Thirty-one neural networks are developed for 31 stations. The neural nets successfully improve temperature forecasts produced by the Advanced Regional Prediction System at each and every one of the stations. The improvement is assessed in terms of numerous measures of performance. Although the improvement is evident in terms of both the bias and the variance of the forecasts, the former is more pronounced. The performance across different stations is quite diverse; measured in terms of percent improvement over the model, it varies between 5% and 90% in terms of mean-squared error. Improvement in terms of bias and variance values is in the range 20%–95% and −5%–80%, respectively.
The author is grateful to Richard Carpenter, Gene Bassett, and Nick Mirsky for providing the data. Richard Carpenter and Dave Montroy are further acknowledged for their review of an early version of the article. Williams Energy Marketing and Trade Company is acknowledged for providing financial support.
Corresponding author address: Dr. Caren Marzban, Center for Analysis and Prediction of Storms, University of Oklahoma, Norman, OK 73019. Email: firstname.lastname@example.org
The error bars are standard errors. Assuming the errors are Gaussian, then a 95% confidence interval would be twice as large as the standard errors. Note that during the first 10 forecast hours the bias = 0 line overlaps with such confidence intervals. One could then argue that for those forecast hours the forecasts are not biased at any statistically significant degree.
Grid size is 30 km with 50 levels.
The question “how large is large enough?” is difficult to answer in generality. The answer is problem dependent. However, it would be difficult to argue that two variables with r = 0.95 are not statistically equivalent. At the same time, an r of 0.70 would be difficult to consider as large enough to describe the two variables as statistically equivalent.
Replacing missing data with a sample average is one of the simpler methods of handling missing data. Equally simple is the exclusion of cases with missing data. The latter is more appropriate if data are abundant, which is not the case in the present application.
Temperatures are standardized differently.
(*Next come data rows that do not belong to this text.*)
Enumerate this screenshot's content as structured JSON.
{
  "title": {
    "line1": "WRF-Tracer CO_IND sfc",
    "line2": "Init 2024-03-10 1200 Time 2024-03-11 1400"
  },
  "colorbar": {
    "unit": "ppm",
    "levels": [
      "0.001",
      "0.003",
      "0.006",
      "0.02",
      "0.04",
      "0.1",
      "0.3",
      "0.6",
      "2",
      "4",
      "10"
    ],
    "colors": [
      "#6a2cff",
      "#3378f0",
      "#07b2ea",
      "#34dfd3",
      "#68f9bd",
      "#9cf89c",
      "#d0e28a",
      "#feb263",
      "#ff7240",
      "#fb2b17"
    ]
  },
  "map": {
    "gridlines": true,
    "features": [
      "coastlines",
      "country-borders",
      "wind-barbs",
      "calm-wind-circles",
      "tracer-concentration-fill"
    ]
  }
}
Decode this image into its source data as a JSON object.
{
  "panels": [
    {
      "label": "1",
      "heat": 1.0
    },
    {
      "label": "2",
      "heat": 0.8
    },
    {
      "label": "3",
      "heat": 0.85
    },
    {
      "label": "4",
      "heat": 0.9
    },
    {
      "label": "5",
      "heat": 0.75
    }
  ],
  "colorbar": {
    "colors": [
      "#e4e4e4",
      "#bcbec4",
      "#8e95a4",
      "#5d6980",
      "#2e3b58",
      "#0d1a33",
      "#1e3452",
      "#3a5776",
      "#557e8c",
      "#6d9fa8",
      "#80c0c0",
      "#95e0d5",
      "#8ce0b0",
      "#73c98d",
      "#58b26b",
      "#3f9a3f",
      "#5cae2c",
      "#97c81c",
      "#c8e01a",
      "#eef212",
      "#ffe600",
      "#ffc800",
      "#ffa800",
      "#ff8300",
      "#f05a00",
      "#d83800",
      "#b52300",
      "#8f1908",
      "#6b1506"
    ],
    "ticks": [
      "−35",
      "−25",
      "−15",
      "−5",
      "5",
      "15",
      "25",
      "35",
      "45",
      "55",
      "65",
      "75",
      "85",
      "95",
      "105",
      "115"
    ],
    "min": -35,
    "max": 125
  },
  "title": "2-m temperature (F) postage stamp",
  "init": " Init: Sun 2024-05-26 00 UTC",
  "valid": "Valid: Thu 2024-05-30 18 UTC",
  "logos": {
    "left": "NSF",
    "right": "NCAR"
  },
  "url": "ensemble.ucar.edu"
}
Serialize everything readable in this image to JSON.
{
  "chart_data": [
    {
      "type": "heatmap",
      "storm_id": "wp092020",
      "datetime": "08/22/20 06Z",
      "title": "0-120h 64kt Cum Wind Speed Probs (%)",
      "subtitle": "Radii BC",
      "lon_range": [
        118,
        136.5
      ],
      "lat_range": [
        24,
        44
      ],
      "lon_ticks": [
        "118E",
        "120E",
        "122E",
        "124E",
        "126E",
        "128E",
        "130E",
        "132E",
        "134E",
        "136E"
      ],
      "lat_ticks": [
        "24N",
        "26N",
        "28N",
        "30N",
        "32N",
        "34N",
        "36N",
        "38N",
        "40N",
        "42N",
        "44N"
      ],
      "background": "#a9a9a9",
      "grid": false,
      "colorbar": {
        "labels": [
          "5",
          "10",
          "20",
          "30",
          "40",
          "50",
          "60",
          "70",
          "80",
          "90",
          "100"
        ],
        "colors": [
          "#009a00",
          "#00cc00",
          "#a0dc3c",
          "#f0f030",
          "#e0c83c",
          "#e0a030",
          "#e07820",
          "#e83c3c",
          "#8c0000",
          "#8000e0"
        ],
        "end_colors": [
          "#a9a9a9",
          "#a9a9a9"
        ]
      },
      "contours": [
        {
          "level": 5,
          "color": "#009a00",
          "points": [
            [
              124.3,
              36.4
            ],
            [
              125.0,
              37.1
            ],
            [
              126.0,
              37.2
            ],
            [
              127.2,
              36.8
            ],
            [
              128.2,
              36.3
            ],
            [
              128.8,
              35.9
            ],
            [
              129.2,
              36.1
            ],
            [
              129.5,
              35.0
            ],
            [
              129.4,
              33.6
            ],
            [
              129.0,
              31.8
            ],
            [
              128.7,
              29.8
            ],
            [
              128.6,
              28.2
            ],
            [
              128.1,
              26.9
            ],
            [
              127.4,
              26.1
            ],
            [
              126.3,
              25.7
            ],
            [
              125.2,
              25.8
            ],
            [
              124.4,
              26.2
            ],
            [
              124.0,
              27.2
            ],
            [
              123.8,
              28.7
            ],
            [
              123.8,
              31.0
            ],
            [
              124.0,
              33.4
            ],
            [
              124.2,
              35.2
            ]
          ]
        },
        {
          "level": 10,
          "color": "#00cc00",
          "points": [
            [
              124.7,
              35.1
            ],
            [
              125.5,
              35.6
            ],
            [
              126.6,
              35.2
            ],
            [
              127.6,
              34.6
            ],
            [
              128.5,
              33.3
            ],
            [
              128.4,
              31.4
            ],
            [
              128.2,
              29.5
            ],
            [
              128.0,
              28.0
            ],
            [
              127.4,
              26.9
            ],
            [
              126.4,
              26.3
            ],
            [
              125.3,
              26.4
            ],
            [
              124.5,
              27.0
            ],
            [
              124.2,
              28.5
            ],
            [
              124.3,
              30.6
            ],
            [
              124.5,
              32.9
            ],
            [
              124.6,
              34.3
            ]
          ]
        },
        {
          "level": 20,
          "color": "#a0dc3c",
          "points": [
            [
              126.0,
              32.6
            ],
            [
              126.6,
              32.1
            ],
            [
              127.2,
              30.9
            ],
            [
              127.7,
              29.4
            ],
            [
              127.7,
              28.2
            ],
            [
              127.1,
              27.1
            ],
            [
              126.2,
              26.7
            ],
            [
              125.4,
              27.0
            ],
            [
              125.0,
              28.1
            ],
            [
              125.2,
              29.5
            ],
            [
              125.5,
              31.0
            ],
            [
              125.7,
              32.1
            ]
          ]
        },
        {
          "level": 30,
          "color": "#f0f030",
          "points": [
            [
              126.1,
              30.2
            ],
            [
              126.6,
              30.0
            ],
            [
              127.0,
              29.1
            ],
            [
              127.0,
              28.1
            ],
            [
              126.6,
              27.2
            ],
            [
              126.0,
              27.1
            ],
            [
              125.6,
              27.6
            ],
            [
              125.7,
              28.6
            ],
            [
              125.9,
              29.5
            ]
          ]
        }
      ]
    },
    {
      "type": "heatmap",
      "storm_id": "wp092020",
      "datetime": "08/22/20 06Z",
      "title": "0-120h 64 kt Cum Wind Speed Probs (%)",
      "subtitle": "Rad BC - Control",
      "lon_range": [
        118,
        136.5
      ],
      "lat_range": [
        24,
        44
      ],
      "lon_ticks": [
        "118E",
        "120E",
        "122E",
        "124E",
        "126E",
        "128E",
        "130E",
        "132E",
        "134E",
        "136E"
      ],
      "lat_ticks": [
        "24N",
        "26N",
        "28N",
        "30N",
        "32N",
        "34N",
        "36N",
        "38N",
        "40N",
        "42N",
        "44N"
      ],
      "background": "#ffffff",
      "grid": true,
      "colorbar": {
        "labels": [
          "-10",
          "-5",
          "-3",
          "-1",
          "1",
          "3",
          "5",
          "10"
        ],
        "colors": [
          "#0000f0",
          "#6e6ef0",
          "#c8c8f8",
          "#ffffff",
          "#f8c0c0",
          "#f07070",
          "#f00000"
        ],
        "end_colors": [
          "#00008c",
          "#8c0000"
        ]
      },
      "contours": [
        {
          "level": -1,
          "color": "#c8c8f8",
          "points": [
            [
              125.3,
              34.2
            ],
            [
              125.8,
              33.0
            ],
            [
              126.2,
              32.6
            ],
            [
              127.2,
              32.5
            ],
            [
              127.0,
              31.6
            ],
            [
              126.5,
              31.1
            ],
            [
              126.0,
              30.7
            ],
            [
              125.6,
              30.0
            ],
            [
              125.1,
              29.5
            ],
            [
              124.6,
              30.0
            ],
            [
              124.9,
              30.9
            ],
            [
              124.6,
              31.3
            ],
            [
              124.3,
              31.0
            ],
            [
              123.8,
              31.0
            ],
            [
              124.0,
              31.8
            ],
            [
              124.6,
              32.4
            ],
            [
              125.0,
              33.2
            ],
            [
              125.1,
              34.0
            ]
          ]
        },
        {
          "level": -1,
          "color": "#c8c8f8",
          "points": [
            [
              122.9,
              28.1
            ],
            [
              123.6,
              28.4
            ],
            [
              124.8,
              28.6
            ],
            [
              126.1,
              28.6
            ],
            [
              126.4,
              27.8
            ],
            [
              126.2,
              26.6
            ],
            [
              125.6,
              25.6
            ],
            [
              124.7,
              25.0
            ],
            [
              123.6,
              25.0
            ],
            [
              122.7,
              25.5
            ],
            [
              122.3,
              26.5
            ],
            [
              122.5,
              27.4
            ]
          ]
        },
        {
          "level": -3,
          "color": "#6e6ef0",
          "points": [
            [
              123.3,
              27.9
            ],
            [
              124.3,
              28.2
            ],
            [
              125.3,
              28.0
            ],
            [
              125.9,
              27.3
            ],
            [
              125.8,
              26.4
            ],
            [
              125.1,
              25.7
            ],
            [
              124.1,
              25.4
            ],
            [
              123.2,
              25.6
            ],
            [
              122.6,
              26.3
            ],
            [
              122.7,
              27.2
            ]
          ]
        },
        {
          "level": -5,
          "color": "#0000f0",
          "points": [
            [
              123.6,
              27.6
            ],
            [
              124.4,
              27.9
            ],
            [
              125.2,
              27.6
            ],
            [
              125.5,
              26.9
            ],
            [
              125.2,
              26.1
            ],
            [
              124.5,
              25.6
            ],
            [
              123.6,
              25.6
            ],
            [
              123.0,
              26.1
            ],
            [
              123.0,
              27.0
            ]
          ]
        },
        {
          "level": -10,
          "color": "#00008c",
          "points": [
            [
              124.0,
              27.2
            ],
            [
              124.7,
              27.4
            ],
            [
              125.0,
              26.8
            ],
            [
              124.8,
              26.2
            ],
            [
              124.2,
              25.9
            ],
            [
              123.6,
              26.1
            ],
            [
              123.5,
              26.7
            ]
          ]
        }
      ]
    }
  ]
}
See, below.
Forecast time is excluded because its dependence on all of the variables is nonlinear (in fact, periodic). As such, it would simply add “noise” to the principal component analysis. Model forecast temperature is excluded because it is highly correlated with all of the variables. Its inclusion in principal component analysis would simply overwhelm the remaining variables, and it would lead to the first principal component being model forecast temperature itself.
The partitioning is performed on model runs, not the hourly forecasts.
Four three-valued nodes are utilized to represent forecast time. For example, a forecast at 0000 UTC is encoded by four input nodes taking values (−1, −1, −1, −1); a forecast at 0100 UTC is represented by (−1, −1, −1, 0), and 0200 UTC is encoded as (−1, −1, −1, +1). This coding scheme allows for forecast hours of up to 80 h, represented by (+1, +1, +1, +1).